After the final tally came in on Friday, Republican Assemblymember Sam Blakeslee didn’t manage to cross the 50 percent threshold needed to give him the District 15 Senate seat outright. There was a brief window last week, as workers sorted through the last 17,000 mail-in and provisional ballots, when it was statistically possible for him to clinch it, but by Friday, the final count gave him 49.49 percent to Former-District 27 Assemblymember John Laird’s 41.73 percent. Blakeslee will face Laird, and long-shot candidates Jim Fitzgerald and Mark Hinkle, in an Aug. 17 runoff.
Independent Fitzgerald took 5.88 percent and Libertarian candidate Hinkle won 2.89 percent of the pie, and it’s hard not to notice that if those votes had gone to Laird, he would have sailed into the seat with 50.5 percent.

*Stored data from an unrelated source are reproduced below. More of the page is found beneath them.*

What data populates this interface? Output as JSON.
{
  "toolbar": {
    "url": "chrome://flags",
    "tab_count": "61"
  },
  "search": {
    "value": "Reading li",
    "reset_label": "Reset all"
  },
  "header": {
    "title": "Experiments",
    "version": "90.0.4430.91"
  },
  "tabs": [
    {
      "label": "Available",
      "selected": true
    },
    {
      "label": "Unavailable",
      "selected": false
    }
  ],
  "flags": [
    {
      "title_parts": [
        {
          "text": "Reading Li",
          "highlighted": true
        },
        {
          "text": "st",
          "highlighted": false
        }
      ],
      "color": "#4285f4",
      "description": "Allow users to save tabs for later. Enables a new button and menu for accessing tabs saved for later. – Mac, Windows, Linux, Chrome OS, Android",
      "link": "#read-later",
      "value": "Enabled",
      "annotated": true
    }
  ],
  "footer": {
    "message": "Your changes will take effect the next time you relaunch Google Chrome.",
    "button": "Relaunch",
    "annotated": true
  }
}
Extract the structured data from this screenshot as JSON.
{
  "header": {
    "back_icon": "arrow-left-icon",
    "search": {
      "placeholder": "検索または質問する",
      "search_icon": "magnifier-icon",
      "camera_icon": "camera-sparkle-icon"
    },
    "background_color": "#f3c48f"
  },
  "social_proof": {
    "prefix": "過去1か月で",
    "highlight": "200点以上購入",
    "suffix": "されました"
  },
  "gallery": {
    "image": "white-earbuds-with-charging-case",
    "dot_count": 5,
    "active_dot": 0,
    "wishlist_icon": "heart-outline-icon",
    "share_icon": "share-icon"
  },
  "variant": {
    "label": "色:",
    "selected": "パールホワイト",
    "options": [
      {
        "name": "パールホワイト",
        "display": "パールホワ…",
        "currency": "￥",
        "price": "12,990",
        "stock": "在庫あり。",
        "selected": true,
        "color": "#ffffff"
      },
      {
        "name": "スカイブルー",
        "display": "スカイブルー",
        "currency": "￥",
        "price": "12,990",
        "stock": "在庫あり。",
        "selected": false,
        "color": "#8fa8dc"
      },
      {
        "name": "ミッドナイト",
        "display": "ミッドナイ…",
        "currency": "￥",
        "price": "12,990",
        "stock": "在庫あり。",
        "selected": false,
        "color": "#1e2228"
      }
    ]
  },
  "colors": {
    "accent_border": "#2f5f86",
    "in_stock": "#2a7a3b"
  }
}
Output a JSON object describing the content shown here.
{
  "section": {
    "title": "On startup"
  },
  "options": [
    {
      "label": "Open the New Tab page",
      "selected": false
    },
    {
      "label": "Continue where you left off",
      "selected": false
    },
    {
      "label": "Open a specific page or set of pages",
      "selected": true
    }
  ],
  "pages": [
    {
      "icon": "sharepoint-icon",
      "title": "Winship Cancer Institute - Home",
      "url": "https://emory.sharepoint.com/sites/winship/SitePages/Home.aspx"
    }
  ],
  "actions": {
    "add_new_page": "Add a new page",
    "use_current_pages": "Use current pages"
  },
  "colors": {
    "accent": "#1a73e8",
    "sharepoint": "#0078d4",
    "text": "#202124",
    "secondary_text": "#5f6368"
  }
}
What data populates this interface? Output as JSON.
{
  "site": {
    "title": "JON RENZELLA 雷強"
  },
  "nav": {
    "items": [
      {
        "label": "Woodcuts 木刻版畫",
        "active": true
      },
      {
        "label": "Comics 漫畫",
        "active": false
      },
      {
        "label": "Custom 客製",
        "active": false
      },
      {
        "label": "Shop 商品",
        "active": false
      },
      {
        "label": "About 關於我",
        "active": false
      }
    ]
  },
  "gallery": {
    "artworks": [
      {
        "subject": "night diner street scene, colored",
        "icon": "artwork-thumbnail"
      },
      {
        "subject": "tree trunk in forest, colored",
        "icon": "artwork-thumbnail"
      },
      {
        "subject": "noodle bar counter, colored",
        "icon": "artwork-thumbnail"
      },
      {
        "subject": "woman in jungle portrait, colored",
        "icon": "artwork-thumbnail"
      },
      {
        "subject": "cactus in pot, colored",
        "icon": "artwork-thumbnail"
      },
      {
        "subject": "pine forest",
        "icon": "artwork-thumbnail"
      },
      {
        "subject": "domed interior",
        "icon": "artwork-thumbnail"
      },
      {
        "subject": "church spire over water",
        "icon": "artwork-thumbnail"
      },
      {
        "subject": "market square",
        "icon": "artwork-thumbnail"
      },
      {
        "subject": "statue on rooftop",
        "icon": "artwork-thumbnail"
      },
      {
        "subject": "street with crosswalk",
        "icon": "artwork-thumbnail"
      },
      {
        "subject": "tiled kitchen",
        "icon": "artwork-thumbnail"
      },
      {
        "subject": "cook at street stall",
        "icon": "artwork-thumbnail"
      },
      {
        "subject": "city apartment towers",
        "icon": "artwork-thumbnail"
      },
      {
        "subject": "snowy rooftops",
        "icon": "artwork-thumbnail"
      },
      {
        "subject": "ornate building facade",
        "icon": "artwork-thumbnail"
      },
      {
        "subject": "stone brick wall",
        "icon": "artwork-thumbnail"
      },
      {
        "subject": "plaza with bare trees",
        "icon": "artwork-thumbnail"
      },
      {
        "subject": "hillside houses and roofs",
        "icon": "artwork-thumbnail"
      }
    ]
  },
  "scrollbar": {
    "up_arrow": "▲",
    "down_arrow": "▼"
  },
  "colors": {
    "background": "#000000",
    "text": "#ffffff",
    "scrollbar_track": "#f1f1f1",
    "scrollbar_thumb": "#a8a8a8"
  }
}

The candidates carried the parts of the weirdly shaped district as expected—Laird prevailed in Santa Cruz and Monterey counties, while Blakeslee took San Luis Obispo and Santa Barbara. The part of Santa Clara County in District 15—including bits of Los Gatos, Almaden, Saratoga and Monte Sereno—considered to be a bit of a swing district, ultimately swung slightly for Blakeslee. And while Laird picked up strong Santa Cruz support, the turnout was the lowest of all five counties—only 27.85 percent as opposed to 37.87 in San Luis Obispo.
“For the run-off election we’ll finally have a level playing field … without an election date devised by the Governor to confuse voters,” wrote Laird in a statement released Friday afternoon. “We now have time to take our message to voters and engage in a serious debate about the issues facing California and the 15th Senate District.” The key word there is “debate”—Laird said before June 22 that his opponent would not appear jointly with him, a luxury he said he would not allow Blakeslee in the lead up to the run-off.
Sacramento will be watching the race closely, as a win for Laird means the Democrats would be a single vote away from a supermajority in the state Senate.